ERIC Number: ED314723
Record Type: Non-Journal
Publication Date: 1990-Jan
Pages: 23
Abstractor: N/A
ISBN: N/A
ISSN: N/A
EISSN: N/A
Available Date: N/A
Modifying Reading Instruction to Maximize Its Effectiveness for All Students. Technical Report No. 489.
Garcia, Georgia Earnest; Pearson, P. David
This report discusses how reading instruction should be modified to facilitate the development of comprehension strategies in all children (including those labeled as "at-risk" or "disadvantaged"). Current theoretical views of reading comprehension do not support a discrete skills perspective, but classroom research has documented the influence of basal reading programs on elementary reading instruction. Current views of reading suggest that readers are involved in a recursive search for meaning in which they deploy their own knowledge in concert with perceptions from the text and context to create a dynamic interpretation. In the search for an appropriate instructional model, four delivery models were reviewed: direct instruction, explicit instruction, cognitive apprenticeship, and whole language; none, however, were found capable of providing the appropriate delivery system for a comprehension focus. Based on this review, a consensus model of instruction, incorporating features of each model that are appropriate for designing instruction for low-achieving students, is delineated. It includes (1) teacher modeling, to let students in on the secrets; (2) task and text authenticity, to ensure purposefulness; (3) scaffolding, to cope with complexity; and (4) shared decision making, to develop self assessment.
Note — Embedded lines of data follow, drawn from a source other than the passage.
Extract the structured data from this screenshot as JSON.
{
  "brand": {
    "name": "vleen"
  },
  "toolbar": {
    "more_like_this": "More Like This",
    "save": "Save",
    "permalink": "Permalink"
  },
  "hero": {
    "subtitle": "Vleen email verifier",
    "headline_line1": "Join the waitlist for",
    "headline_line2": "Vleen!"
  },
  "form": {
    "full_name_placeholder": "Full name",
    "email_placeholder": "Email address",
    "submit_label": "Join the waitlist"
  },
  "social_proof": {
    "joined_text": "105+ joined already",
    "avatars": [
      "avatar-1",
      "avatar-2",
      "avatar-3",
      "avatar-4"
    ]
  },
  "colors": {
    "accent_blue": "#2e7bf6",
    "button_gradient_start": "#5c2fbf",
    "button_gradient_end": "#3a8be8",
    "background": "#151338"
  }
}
This approach to reading instruction requires teachers to move away from the "teacher-proof" model frequently offered in conventional programs to a model in which they make most decisions within their classrooms. (A list of 121 references is attached.) (Author/RS)
Publication Type: Reports - Evaluative
Education Level: N/A
Audience: N/A
Language: English
Sponsor: Office of Educational Research and Improvement (ED), Washington, DC.
Authoring Institution: Illinois Univ., Urbana. Center for the Study of Reading.; Bolt, Beranek and Newman, Inc., Cambridge, MA.